As tends to happen in war, their luck eventually ran out. A girl in one of the villages they’d used as their base gave away their location to enemy troops in exchange for money to help feed her family. The battle was a desperate, bloody melee, with both sides slaughtering each other down to the last man… save for the boy, who managed to escape with the badly wounded company commander. The man died before sunrise. Nanashi took what was useful from the body, and began walking.

He ended up in a small city about fifty miles outside of Gjakova. With few prospects available, the boy took a desperate gamble. He adopted the alias of one of the most recent man to join the mercenaries, “Trowa Barton” a young man who, despite his skills, had mostly been notable for having more privilege than sense, and had been loose-lipped about his wealthy family and their hysterical objections to his profession. He contacted the concerned family and was able to provide enough details to convince him that he was their son needing money for passage home. His final message to them after he collected the wire transfer was to let them know where he’d last seen their son’s body.

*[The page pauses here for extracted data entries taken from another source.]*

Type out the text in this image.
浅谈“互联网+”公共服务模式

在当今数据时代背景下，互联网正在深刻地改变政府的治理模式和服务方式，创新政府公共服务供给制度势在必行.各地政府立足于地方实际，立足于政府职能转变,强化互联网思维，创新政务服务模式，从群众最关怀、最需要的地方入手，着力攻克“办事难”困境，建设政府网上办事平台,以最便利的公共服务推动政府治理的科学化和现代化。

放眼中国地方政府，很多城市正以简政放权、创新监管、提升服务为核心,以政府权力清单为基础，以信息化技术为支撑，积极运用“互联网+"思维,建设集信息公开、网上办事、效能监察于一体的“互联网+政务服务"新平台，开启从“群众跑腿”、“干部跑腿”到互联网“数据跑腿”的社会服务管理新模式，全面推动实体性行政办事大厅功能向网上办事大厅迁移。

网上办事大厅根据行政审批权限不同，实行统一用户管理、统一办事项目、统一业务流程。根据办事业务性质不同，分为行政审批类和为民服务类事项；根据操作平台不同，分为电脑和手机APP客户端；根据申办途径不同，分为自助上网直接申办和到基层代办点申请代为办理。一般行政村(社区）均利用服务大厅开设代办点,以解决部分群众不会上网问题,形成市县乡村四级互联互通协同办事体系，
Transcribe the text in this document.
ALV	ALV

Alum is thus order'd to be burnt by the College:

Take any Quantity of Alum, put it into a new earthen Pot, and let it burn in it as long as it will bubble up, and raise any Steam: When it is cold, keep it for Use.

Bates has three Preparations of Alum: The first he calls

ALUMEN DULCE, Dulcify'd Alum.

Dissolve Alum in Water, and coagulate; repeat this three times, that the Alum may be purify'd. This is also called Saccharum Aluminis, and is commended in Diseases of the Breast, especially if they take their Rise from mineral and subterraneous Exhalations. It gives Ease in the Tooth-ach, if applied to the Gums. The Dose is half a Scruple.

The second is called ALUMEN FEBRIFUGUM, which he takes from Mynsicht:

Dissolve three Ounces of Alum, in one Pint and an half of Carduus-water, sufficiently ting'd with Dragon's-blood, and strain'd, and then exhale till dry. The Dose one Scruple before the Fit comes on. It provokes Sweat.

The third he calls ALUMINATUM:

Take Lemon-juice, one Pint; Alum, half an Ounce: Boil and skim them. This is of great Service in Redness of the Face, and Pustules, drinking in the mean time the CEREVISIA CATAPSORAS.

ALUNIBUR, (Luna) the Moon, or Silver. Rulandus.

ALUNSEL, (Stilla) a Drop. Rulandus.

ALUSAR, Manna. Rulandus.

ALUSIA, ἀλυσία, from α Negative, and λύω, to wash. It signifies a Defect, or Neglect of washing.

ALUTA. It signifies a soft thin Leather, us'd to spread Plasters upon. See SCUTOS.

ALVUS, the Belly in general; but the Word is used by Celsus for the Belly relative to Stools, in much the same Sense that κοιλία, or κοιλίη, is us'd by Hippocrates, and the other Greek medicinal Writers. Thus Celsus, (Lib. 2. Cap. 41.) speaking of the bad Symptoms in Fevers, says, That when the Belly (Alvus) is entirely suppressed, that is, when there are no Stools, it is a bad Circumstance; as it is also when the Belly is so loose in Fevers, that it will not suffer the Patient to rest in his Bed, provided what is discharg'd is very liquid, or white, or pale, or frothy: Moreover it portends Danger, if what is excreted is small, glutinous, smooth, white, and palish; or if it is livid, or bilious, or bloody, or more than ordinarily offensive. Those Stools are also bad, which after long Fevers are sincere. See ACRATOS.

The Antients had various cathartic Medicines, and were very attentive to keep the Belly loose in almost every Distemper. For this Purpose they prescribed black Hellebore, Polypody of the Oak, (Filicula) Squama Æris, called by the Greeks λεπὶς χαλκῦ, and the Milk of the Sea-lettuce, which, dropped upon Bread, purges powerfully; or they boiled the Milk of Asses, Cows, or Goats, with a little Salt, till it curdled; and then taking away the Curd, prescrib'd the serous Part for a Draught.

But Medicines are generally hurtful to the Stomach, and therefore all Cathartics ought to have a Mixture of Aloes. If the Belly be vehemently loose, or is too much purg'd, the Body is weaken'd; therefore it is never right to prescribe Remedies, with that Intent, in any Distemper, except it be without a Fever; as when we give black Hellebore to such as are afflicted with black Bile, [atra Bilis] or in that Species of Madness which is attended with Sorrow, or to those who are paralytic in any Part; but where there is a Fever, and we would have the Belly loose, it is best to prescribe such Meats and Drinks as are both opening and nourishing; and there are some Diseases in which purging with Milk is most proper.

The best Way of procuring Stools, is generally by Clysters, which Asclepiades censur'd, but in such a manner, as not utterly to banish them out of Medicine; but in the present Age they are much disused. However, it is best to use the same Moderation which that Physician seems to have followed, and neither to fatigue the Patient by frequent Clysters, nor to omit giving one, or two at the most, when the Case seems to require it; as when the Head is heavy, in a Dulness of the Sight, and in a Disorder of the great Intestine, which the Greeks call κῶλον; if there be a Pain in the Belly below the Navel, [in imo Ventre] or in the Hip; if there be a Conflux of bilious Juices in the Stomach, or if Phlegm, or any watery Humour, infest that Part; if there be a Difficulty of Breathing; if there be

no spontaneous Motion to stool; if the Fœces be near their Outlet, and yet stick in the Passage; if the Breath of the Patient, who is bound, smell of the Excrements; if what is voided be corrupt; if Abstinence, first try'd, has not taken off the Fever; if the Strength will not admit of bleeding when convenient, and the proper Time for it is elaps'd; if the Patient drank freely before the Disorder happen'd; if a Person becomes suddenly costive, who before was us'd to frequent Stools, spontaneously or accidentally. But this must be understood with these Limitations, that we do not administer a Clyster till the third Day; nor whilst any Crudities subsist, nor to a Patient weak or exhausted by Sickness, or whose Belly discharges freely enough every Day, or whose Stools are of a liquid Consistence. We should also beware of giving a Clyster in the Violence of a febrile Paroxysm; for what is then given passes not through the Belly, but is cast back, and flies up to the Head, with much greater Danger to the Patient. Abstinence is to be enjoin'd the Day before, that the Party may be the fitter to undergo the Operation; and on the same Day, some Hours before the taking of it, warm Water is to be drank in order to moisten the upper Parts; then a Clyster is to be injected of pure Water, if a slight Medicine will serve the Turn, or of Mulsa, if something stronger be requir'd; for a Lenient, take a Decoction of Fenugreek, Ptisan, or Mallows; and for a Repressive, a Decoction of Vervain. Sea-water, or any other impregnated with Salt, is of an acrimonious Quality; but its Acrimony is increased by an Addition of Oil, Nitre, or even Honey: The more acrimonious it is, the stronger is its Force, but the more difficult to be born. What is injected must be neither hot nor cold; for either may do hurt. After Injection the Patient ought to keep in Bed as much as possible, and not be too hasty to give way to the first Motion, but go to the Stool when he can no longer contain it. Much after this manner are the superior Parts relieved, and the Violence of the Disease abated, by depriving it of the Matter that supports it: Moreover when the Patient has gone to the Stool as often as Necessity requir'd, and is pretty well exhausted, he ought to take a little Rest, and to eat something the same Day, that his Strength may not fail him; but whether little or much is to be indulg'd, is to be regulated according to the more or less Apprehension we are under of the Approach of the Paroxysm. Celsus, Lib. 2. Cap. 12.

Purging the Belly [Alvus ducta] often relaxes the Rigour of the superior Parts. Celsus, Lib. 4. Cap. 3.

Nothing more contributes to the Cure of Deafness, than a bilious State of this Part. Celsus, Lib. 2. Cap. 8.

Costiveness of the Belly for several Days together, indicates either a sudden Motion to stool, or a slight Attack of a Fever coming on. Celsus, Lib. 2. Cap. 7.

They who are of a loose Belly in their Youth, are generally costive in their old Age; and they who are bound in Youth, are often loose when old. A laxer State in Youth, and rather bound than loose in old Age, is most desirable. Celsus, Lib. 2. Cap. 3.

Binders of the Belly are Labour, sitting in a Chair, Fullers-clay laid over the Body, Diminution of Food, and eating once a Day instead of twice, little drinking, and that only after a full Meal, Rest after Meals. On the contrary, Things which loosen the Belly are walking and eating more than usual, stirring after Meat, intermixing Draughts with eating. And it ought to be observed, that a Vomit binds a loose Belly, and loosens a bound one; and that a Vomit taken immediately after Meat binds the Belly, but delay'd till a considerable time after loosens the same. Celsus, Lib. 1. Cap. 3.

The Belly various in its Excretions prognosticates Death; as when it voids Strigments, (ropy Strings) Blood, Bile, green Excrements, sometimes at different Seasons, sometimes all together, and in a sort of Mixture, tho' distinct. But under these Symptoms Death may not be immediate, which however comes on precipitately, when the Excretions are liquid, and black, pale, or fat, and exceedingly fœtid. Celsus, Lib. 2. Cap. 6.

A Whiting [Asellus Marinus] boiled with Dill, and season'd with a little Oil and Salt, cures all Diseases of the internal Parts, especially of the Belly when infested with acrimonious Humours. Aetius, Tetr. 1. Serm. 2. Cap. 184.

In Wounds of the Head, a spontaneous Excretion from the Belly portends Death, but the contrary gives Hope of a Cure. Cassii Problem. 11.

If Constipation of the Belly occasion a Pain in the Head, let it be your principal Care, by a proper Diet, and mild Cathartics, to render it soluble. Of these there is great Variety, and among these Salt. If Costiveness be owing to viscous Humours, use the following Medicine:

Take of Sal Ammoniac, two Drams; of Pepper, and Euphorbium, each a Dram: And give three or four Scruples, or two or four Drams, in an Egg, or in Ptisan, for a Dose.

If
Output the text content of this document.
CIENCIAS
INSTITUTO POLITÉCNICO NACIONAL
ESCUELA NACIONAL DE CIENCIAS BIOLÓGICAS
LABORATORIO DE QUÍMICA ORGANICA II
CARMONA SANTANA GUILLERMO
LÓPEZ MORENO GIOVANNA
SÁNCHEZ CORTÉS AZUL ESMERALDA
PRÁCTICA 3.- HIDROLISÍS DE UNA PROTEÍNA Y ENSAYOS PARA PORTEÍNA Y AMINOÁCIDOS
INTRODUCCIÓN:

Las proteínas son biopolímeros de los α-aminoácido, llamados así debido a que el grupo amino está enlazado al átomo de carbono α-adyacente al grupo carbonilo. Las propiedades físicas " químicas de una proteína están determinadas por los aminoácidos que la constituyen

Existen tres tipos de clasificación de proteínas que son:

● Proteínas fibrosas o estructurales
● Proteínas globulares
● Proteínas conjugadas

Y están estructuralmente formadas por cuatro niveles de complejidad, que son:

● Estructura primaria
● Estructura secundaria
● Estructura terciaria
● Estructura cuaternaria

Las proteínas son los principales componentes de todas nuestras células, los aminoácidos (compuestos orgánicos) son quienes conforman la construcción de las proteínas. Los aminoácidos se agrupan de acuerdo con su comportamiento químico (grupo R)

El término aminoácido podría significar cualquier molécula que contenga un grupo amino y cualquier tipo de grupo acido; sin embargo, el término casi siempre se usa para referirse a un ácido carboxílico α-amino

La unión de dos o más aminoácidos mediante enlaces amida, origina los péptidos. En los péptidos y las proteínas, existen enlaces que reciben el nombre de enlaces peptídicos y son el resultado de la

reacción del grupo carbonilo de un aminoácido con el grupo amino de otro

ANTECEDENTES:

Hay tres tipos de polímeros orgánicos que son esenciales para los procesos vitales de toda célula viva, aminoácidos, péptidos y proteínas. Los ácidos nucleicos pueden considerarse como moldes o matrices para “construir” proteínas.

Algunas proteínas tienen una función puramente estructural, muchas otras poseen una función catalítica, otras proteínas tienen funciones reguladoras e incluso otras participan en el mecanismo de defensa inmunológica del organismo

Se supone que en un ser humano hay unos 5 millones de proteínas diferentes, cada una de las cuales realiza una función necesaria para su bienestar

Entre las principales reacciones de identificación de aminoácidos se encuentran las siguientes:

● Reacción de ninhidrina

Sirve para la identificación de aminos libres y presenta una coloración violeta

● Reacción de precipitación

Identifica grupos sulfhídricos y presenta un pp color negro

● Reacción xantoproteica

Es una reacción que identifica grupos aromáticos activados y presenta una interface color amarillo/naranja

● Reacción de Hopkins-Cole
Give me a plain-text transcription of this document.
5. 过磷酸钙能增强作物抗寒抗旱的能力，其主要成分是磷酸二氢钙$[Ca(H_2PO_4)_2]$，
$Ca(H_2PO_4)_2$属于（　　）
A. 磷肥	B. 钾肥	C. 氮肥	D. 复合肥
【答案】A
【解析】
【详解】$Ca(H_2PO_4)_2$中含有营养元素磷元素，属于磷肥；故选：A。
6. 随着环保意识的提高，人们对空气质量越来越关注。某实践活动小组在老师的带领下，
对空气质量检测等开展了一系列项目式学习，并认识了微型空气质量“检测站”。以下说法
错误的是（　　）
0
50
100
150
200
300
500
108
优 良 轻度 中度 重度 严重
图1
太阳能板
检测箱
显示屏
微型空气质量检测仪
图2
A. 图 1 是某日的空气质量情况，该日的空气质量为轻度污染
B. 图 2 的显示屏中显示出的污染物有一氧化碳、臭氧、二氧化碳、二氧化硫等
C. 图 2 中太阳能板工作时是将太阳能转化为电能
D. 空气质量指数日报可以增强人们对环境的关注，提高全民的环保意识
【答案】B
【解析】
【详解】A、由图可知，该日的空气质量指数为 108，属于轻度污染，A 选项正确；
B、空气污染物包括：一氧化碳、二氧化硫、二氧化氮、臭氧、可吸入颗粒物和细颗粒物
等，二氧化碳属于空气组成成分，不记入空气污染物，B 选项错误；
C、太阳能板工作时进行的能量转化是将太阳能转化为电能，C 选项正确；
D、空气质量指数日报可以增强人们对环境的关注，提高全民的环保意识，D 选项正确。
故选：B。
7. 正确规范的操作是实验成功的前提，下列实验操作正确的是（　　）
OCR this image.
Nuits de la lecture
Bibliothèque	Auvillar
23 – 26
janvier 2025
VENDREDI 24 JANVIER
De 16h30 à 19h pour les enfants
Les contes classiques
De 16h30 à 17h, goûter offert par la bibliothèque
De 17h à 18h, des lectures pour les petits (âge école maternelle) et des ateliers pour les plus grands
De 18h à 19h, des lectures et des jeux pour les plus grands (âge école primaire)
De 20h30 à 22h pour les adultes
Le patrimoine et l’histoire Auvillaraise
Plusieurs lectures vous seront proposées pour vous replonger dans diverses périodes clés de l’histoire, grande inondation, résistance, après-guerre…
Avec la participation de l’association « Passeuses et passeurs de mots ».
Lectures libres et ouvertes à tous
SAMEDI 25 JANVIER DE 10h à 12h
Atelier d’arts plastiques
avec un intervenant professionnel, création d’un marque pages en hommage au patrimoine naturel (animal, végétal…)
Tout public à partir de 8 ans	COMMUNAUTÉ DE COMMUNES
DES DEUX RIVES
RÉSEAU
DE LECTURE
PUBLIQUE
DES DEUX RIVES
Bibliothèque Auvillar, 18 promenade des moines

Alone and purposeless for the first time in his life, “Trowa” ultimately assigned himself the mission of making it to Barton’s homeland, the United States. Although he was forced to use more perilous and underground means than his namesake would have, he eventually managed to migrate via Canada, but found himself with no more purpose when he’d arrived than he’d had before. When Charles Xavier contacted him mentally, informing him he was a mutant, it was both a relief and a profound confusion. While being at the school is certainly a better option than living on the streets, being a student is something beyond Trowa’s experience. All the same, he accepts it as his mission and intends to apply himself, both to his studies and the protection of the school itself.